Search code examples
rpdftexttext-miningtm

Using tm() to mine PDFs for two and three word phrases


I'm trying to mine a set of PDFs for specific two and three word phrases. I know this question has been asked under various circumstances and

This solution partly works. However, the list does not return strings containing more than one word.

I've tried the solutions offered in these threads here, here, for example (as well as many others). Unfortunately nothing works.

Also, the qdap library won't load and I wasted an hour trying to solve that problem, so this solution won't work either, even though it seems reasonably easy.

library(tm)

data("crude")
crude <- as.VCorpus(crude)
crude <- tm_map(crude, content_transformer(tolower))

my_words <- c("contract", "prices", "contract prices", "diamond", "shamrock", "diamond shamrock")

dtm <- DocumentTermMatrix(crude, control=list(dictionary = my_words))

# create data.frame from documenttermmatrix
df1 <- data.frame(docs = dtm$dimnames$Docs, as.matrix(dtm), row.names = NULL)
head(df1)

As you can see, the output returns "contract.prices" instead of "contract prices" so I'm looking for a simple solution to this. File 127 includes the phrase 'contract prices' so the table should record at least one instance of this.

I'm also happy to share my actual data, but I'm not sure how to save a small portion of it (it's gigantic). So for now I'm using a substitute with the 'crude' data.


Solution

  • Here is a way to get what you want using the tm package together with RWeka. You need to create a separate tokenizer function that you plug into the DocumentTermMatrix function. RWeka plays very nicely with tm for this.

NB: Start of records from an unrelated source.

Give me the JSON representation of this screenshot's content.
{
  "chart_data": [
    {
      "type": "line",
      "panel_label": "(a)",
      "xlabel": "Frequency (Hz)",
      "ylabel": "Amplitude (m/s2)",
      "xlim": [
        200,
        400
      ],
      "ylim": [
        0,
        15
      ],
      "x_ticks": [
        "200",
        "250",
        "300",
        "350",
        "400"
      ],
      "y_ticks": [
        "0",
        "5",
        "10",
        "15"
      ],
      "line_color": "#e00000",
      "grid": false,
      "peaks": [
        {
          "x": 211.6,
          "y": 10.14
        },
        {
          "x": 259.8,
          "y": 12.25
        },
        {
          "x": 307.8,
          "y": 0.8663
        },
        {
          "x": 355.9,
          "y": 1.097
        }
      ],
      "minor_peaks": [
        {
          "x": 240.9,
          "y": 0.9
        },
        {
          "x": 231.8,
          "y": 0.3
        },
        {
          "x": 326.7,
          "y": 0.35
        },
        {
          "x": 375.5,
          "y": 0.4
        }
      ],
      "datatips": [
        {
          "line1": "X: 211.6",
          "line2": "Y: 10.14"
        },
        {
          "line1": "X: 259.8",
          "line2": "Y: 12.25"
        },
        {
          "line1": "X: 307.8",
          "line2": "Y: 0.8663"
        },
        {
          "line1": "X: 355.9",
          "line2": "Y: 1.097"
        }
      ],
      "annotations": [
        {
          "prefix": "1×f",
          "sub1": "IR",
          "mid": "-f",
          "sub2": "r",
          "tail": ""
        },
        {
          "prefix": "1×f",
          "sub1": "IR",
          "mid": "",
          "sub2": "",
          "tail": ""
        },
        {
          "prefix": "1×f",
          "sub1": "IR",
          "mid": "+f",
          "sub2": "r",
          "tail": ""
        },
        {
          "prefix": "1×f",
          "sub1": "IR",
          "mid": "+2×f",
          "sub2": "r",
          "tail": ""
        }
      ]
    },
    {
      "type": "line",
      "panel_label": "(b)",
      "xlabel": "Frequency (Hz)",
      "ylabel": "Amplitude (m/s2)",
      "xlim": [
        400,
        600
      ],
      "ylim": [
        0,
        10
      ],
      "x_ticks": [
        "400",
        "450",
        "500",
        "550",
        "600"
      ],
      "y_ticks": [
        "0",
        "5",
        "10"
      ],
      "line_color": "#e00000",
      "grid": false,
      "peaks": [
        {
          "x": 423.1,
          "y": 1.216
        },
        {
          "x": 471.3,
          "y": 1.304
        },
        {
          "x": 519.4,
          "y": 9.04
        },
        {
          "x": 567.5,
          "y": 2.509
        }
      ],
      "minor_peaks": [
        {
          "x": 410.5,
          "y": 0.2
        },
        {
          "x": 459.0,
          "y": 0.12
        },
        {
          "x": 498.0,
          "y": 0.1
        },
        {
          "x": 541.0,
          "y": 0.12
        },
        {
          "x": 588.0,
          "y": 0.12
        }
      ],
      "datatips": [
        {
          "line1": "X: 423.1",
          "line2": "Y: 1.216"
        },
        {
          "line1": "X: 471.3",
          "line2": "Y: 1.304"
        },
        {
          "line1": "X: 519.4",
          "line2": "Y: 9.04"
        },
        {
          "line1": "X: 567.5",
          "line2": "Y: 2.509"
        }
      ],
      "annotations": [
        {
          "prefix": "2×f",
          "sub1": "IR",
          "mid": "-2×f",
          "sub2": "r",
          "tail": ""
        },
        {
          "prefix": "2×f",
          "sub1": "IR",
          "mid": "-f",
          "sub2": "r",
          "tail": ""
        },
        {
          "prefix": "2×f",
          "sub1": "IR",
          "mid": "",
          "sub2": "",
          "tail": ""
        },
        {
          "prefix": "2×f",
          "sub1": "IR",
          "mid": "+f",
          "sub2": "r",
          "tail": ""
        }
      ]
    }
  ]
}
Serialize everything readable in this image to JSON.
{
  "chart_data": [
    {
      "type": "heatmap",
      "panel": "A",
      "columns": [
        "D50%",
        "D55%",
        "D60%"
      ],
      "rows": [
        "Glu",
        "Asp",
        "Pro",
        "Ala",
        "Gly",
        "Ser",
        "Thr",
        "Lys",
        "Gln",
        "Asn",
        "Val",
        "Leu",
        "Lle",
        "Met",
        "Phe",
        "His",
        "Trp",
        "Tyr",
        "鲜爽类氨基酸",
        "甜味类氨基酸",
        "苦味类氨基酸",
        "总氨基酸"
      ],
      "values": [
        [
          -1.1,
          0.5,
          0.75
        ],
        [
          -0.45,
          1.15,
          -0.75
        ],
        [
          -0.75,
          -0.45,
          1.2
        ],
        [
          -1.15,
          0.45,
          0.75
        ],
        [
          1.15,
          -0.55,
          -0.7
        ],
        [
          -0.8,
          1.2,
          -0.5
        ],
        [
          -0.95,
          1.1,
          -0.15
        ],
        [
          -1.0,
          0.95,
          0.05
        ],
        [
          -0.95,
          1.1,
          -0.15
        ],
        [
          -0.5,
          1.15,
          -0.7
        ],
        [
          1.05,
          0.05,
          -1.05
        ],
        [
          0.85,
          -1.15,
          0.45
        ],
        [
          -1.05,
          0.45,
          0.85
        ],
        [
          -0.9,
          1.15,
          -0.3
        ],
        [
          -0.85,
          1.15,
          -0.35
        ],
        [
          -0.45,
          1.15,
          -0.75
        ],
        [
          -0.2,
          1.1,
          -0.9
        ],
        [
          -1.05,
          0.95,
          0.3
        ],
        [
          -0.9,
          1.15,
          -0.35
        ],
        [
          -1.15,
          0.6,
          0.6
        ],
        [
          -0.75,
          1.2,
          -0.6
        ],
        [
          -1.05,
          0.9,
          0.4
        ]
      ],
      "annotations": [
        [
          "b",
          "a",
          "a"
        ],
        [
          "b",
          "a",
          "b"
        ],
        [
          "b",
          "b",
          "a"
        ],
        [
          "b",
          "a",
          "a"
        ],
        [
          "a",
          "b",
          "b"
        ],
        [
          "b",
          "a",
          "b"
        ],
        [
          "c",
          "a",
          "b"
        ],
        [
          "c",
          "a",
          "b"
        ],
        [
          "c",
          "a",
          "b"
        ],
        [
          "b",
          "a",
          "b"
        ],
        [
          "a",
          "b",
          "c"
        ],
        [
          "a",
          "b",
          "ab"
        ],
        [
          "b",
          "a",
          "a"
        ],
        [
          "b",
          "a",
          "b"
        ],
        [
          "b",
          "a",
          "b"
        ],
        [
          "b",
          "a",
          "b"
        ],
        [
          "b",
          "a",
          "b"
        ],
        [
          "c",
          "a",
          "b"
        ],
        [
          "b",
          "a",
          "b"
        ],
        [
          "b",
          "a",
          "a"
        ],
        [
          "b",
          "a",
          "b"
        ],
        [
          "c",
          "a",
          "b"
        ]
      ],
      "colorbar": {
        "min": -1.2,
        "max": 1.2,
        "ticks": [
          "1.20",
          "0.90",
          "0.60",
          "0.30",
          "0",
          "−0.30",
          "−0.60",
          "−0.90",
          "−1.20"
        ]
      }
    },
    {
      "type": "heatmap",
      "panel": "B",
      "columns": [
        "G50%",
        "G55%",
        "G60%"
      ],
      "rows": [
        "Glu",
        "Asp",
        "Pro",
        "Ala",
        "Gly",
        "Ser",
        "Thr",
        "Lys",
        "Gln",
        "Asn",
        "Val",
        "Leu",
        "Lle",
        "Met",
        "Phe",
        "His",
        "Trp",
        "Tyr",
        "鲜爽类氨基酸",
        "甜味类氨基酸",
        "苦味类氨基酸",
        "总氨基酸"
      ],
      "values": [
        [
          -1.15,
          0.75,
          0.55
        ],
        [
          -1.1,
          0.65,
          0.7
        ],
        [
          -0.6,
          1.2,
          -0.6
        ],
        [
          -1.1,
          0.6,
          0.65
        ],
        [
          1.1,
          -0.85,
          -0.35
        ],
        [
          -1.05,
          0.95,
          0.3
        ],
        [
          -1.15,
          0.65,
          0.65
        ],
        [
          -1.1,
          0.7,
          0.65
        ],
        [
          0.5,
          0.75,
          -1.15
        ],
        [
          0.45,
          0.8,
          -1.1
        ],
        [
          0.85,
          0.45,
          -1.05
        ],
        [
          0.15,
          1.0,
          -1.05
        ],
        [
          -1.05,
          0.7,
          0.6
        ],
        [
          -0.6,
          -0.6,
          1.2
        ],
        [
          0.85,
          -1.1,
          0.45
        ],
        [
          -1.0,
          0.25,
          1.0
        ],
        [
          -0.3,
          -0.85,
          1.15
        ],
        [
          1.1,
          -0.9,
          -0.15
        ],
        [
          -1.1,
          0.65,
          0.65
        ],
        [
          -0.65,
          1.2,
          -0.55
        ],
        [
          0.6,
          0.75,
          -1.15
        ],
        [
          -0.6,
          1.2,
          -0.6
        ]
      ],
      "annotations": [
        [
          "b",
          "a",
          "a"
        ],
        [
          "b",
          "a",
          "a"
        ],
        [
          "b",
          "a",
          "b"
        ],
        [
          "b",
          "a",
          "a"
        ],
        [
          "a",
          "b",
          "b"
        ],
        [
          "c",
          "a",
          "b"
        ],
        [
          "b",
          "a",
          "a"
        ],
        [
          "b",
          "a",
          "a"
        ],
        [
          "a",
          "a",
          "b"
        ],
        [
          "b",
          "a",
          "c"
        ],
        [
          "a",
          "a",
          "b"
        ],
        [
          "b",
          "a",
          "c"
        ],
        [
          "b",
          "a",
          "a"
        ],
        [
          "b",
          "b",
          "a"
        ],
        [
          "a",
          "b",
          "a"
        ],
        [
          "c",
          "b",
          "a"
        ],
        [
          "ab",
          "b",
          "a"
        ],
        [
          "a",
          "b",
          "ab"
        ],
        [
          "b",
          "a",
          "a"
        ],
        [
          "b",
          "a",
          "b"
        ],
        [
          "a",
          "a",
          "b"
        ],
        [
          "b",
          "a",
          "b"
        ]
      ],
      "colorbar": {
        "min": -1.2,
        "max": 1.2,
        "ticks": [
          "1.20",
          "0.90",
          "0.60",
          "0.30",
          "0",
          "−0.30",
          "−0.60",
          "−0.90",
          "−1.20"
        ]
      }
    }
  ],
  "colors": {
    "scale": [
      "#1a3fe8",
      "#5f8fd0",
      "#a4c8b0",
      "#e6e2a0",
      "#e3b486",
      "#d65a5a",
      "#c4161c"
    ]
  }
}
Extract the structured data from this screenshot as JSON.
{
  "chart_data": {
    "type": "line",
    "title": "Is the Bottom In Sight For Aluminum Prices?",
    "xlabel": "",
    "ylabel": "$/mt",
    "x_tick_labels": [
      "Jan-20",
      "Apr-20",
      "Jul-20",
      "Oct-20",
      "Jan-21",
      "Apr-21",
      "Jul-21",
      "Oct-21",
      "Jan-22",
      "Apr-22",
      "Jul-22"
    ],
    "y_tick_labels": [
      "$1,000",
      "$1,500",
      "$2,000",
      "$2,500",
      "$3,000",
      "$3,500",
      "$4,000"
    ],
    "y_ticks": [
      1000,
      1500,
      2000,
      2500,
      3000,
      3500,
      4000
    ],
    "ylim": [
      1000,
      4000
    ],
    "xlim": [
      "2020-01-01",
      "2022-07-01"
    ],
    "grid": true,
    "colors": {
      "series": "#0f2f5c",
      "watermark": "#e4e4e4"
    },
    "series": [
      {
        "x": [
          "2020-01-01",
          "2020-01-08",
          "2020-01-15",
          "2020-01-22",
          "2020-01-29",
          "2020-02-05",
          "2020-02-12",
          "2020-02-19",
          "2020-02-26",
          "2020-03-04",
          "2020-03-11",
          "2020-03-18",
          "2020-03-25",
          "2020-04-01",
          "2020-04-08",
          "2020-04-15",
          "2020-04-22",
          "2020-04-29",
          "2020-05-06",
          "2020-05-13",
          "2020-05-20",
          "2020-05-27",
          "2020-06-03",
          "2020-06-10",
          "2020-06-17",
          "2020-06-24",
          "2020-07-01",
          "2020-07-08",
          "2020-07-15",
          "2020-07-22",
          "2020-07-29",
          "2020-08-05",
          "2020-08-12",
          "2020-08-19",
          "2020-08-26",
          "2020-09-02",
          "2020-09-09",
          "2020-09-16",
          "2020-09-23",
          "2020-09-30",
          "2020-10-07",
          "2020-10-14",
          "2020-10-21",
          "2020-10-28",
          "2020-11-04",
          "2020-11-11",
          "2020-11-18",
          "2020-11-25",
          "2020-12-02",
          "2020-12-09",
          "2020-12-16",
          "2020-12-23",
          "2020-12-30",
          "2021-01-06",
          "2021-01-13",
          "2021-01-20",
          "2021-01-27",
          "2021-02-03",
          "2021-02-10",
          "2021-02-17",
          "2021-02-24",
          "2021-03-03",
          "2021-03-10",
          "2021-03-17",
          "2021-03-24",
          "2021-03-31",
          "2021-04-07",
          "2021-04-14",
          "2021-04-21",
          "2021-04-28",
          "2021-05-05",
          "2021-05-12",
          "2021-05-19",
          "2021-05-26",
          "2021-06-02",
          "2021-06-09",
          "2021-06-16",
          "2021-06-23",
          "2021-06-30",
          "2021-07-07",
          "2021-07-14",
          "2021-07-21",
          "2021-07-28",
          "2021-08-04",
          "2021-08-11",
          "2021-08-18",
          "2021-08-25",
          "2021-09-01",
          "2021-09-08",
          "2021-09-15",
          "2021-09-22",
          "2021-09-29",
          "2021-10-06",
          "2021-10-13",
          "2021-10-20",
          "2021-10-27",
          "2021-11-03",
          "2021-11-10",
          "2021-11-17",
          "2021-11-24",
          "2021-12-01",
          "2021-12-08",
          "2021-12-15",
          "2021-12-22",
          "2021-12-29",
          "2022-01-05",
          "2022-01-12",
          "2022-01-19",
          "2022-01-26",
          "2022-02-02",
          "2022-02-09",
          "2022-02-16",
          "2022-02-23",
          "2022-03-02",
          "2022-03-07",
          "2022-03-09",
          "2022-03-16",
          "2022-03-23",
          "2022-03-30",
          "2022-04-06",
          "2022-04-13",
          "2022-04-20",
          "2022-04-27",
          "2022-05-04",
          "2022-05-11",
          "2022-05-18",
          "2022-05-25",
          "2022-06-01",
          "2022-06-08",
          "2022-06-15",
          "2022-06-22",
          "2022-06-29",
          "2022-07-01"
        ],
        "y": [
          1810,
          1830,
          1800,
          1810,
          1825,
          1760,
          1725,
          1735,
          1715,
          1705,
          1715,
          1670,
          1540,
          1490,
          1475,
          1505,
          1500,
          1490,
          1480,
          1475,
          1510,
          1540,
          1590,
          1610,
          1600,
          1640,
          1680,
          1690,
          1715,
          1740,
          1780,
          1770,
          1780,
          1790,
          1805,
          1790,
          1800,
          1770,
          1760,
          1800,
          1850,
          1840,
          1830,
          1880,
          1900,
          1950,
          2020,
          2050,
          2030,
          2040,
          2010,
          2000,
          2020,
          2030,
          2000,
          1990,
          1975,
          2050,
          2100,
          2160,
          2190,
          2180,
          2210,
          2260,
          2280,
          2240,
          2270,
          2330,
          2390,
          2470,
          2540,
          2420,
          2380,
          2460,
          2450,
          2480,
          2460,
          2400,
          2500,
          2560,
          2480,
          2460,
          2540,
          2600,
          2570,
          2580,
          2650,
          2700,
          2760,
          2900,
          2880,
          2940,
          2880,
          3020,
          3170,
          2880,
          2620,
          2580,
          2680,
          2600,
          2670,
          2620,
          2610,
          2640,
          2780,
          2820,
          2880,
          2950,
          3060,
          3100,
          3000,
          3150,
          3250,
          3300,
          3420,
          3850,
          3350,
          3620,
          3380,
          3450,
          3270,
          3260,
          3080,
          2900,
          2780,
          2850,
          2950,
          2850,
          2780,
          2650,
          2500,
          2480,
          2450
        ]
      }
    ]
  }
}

    If you don't want to install RWeka due to java dependencies, you can use any other package like tidytext or quanteda. If you have need of speed because of the size of your data, I advice using the quanteda package (example below the tm code). Quanteda runs in parallel and with quanteda_options you can specify how many cores you want to use (2 cores are the default).

    note:

    Note that the unigrams and bigrams in your dictionary overlap . In the example used you will see that in text 127 "prices" (3) and "contract prices" (1) will double count the prices.

    library(tm)
    library(RWeka)
    
    data("crude")
    crude <- as.VCorpus(crude)
    crude <- tm_map(crude, content_transformer(tolower))
    
    my_words <- c("contract", "prices", "contract prices", "diamond", "shamrock", "diamond shamrock")
    
    
    # adjust to min = 2 and max = 3 for 2 and 3 word ngrams
    RWeka_tokenizer <- function(x) {
      NGramTokenizer(x, Weka_control(min = 1, max = 2)) 
    }
    
    dtm <- DocumentTermMatrix(crude, control=list(tokenize = RWeka_tokenizer,
                                                  dictionary = my_words))
    
    # create data.frame from documenttermmatrix
    df1 <- data.frame(docs = dtm$dimnames$Docs, as.matrix(dtm), row.names = NULL, check.names = FALSE)
    

    For speed if you have a big corpus quanteda might be better:

    library(quanteda)
    
    corp_crude <- corpus(crude)
    # adjust ngrams to 2:3 for 2 and 3 word ngrams
    toks_crude <- tokens(corp_crude, ngrams = 1:2, concatenator = " ")
    toks_crude <- tokens_keep(toks_crude, pattern = dictionary(list(words = my_words)), valuetype = "fixed")
    dfm_crude <- dfm(toks_crude)
    df1 <- convert(dfm_crude, to = "data.frame")